Le droit de grève qu’ils ont arraché du pouvoir colonial Français était entravé, dans le Secteur privé, par des dispositions et des procédures au près des Inspections du Travail, qui rendaient son exercice le plus souvent illicite, et férocement réprimé par les pouvoirs publics.

Dans le Secteur public, les dispositions concernant les « réquisitions » donnaient aux pouvoirs publics, les moyens légaux d’entraver tout recours des fonctionnaires à la grève, qui débouchait souvent sur des licenciements massifs.

Dans le meilleur des cas, les jours de grève, considérés comme « jours non travaillés », étaient décomptés des salaires sans autres sanctions administratives ou pénales.

C’est de cette manière que le recours à la grève, comme mode de lutte des travailleurs syndiqués pour défendre leurs revendications, n’était utilisé que s’il n’y avait plus d’autres alternatives pour les faire aboutir.

Ce sont ces circonstances historiques qui ont fait naître, dans le monde du travail, le recours à la « médiation » de personnalités politiques, religieuses et/ou coutumières, pour faire aboutir leurs revendications, et ont favorisé la caporalisation du mouvement syndical par le Parti au pouvoir de l’époque, le « Bloc Démocratique du Sénégal », devenu « l’Union Progressiste du Sénégal » (UPS).

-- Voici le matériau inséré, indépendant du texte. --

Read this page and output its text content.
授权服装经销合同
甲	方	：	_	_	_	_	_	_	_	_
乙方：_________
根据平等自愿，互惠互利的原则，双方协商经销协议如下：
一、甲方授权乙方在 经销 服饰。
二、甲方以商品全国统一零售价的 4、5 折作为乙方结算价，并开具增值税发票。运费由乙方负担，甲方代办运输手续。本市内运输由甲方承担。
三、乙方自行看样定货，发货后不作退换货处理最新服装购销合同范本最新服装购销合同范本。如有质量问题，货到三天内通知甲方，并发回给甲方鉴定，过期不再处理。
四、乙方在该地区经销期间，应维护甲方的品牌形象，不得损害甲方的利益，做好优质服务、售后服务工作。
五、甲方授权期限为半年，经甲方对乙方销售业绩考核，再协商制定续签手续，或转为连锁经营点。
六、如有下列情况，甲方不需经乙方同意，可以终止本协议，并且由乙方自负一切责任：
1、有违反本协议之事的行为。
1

Mais tout cela n’avait pas empêché « l’Union Nationale des Travailleurs du Sénégal » (UNTS), par solidarité avec la lutte des Etudiants de Mai 1968, de déclencher une grève générale, suivie par l’établissement de l’ « Etat d’urgence », l’arrestation massive d’Etudiants enrolés de force dans l’Armée, de la déportation, hors de Dakar, des dirigeants syndicaux, et, par la suite, l’interdiction du « Syndicat des Enseignants du Sénégal », (SES).

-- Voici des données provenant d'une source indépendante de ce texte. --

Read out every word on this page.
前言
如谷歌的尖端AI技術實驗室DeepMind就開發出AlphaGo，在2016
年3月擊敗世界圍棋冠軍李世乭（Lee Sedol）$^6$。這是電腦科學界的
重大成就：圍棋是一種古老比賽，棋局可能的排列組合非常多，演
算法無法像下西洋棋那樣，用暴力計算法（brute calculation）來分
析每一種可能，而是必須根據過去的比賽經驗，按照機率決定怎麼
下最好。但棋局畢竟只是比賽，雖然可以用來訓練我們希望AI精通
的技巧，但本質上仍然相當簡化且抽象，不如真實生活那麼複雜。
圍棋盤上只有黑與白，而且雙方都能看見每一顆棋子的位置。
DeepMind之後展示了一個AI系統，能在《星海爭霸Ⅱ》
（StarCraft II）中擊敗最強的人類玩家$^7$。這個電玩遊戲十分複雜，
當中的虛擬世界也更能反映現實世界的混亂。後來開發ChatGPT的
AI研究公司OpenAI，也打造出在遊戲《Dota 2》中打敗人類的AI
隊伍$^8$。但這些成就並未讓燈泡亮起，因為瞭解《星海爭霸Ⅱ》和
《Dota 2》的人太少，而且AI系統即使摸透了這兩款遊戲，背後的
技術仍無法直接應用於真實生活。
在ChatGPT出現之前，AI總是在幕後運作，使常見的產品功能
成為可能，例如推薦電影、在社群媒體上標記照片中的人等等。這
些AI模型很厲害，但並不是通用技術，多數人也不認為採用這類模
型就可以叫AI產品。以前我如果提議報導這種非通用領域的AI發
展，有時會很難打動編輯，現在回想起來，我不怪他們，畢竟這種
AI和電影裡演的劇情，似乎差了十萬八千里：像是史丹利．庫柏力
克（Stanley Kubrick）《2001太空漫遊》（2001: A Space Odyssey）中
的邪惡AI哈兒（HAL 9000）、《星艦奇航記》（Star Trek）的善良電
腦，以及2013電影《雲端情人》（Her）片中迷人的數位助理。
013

Le pouvoir mit en place une nouvelle Centrale syndicale, la « Confédération Nationale des Travailleurs du Sénégal », (CNTS), tout en par institutionnalisant la « Participation responsable ».

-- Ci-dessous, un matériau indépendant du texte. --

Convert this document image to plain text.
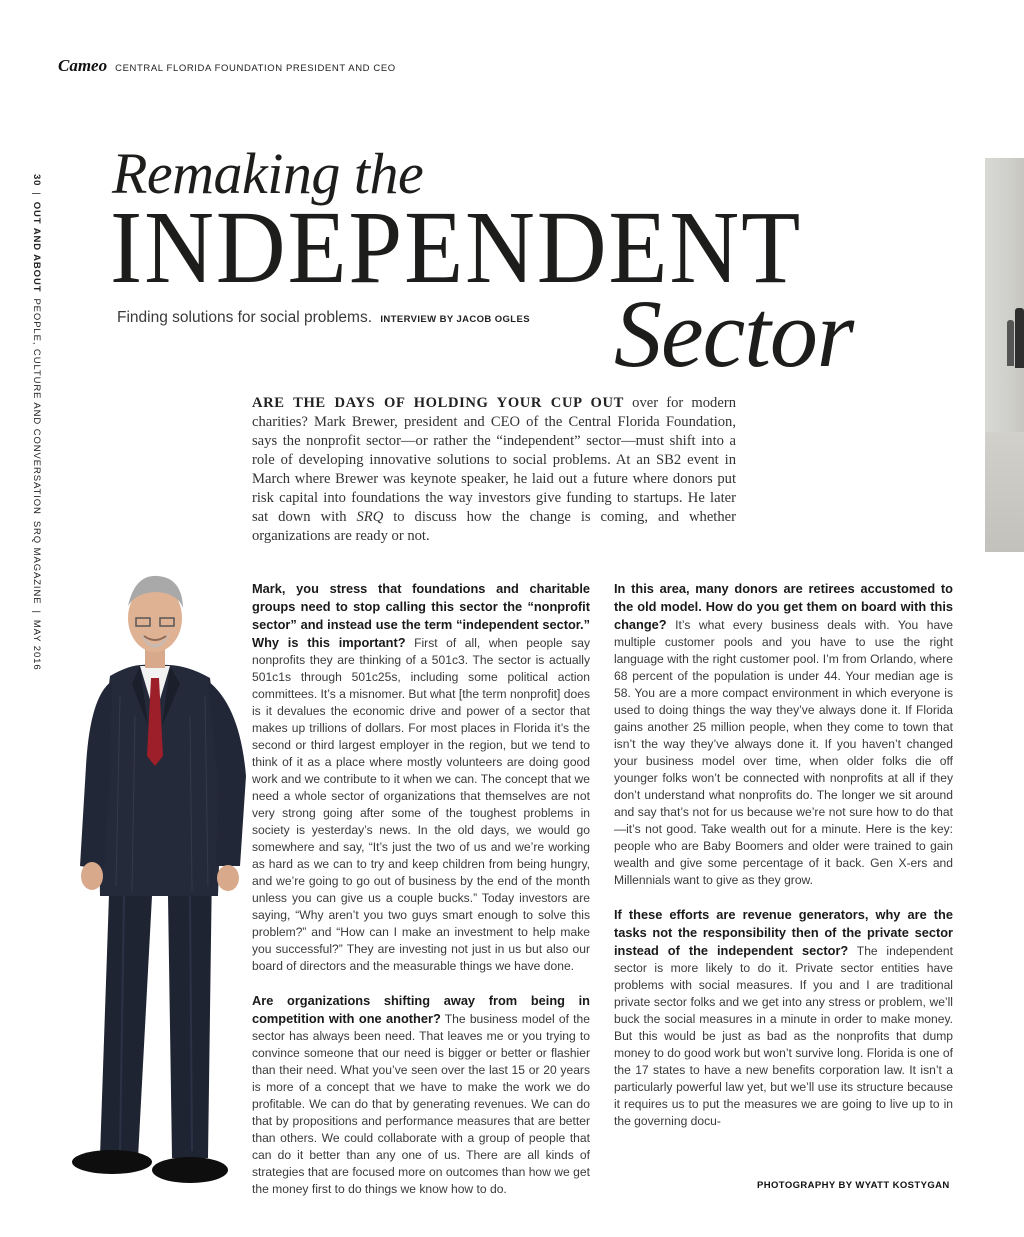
Cameo CENTRAL FLORIDA FOUNDATION PRESIDENT AND CEO
30
|
OUT AND ABOUT
PEOPLE, CULTURE AND CONVERSATION
SRQ MAGAZINE
|
MAY 2016
Remaking the
INDEPENDENT
Sector
Finding solutions for social problems. INTERVIEW BY JACOB OGLES
ARE THE DAYS OF HOLDING YOUR CUP OUT over for modern charities? Mark Brewer, president and CEO of the Central Florida Foundation, says the nonprofit sector—or rather the “independent” sector—must shift into a role of developing innovative solutions to social problems. At an SB2 event in March where Brewer was keynote speaker, he laid out a future where donors put risk capital into foundations the way investors give funding to startups. He later sat down with SRQ to discuss how the change is coming, and whether organizations are ready or not.

Mark, you stress that foundations and charitable groups need to stop calling this sector the “nonprofit sector” and instead use the term “independent sector.” Why is this important? First of all, when people say nonprofits they are thinking of a 501c3. The sector is actually 501c1s through 501c25s, including some political action committees. It’s a misnomer. But what [the term nonprofit] does is it devalues the economic drive and power of a sector that makes up trillions of dollars. For most places in Florida it’s the second or third largest employer in the region, but we tend to think of it as a place where mostly volunteers are doing good work and we contribute to it when we can. The concept that we need a whole sector of organizations that themselves are not very strong going after some of the toughest problems in society is yesterday’s news. In the old days, we would go somewhere and say, “It’s just the two of us and we’re working as hard as we can to try and keep children from being hungry, and we’re going to go out of business by the end of the month unless you can give us a couple bucks.” Today investors are saying, “Why aren’t you two guys smart enough to solve this problem?” and “How can I make an investment to help make you successful?” They are investing not just in us but also our board of directors and the measurable things we have done.

Are organizations shifting away from being in competition with one another? The business model of the sector has always been need. That leaves me or you trying to convince someone that our need is bigger or better or flashier than their need. What you’ve seen over the last 15 or 20 years is more of a concept that we have to make the work we do profitable. We can do that by generating revenues. We can do that by propositions and performance measures that are better than others. We could collaborate with a group of people that can do it better than any one of us. There are all kinds of strategies that are focused more on outcomes than how we get the money first to do things we know how to do.

In this area, many donors are retirees accustomed to the old model. How do you get them on board with this change? It’s what every business deals with. You have multiple customer pools and you have to use the right language with the right customer pool. I’m from Orlando, where 68 percent of the population is under 44. Your median age is 58. You are a more compact environment in which everyone is used to doing things the way they’ve always done it. If Florida gains another 25 million people, when they come to town that isn’t the way they’ve always done it. If you haven’t changed your business model over time, when older folks die off younger folks won’t be connected with nonprofits at all if they don’t understand what nonprofits do. The longer we sit around and say that’s not for us because we’re not sure how to do that—it’s not good. Take wealth out for a minute. Here is the key: people who are Baby Boomers and older were trained to gain wealth and give some percentage of it back. Gen X-ers and Millennials want to give as they grow.

If these efforts are revenue generators, why are the tasks not the responsibility then of the private sector instead of the independent sector? The independent sector is more likely to do it. Private sector entities have problems with social measures. If you and I are traditional private sector folks and we get into any stress or problem, we’ll buck the social measures in a minute in order to make money. But this would be just as bad as the nonprofits that dump money to do good work but won’t survive long. Florida is one of the 17 states to have a new benefits corporation law. It isn’t a particularly powerful law yet, but we’ll use its structure because it requires us to put the measures we are going to live up to in the governing docu-

PHOTOGRAPHY BY WYATT KOSTYGAN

La « Participation responsable » donnait droit à la CNTS, à deux Ministères dans le gouvernement, 10% du nombre des Députés, une Vice-Présidence de l’Assemblée Nationale, et un quota au Conseil Economique et Social, et aux Conseils municipaux des grandes villes, en contrepartie de l’affiliation de la CNTS, au Parti au pouvoir de l’époque, l’UPS devenu « Parti Socialiste », (PS).

C’est dans ces conditions, qu’en 1980, dans le sous- secteur de l’Education nationale, le « Syndicat Unique Des Enseignants du Sénégal », (SUDES) qui naquit des cendres du SES, et qui exigeait la tenue des « Etats Généraux de l’Education et de la Formation », pour la « valorisation de l’Ecole publique et de la fonction enseignante », a dû organiser le boycott des examens de fin d’année, dont le Bacalauriat, en décrétant une grève de zèle en donnant massivement de bonnes notes, qui connut une participation massive, malgré le recours massif aux « réquisitions » et les menaces de ponction sur les salaires pour les jours de grève, et de licenciement.

Cela a abouti aux licenciements de 29 Responsables du SUDES, et à de nombreuses affectations arbitraires.

Le succès de cette grève, du 13 Mai 1980, qui a incontestablement contribué, dès le mois d’Août à l’annonce de la démission du Président Senghor, traduisait la maturité du mouvement syndical, et montrait les limites sociales et politiques, des entraves administratives au droit de grève.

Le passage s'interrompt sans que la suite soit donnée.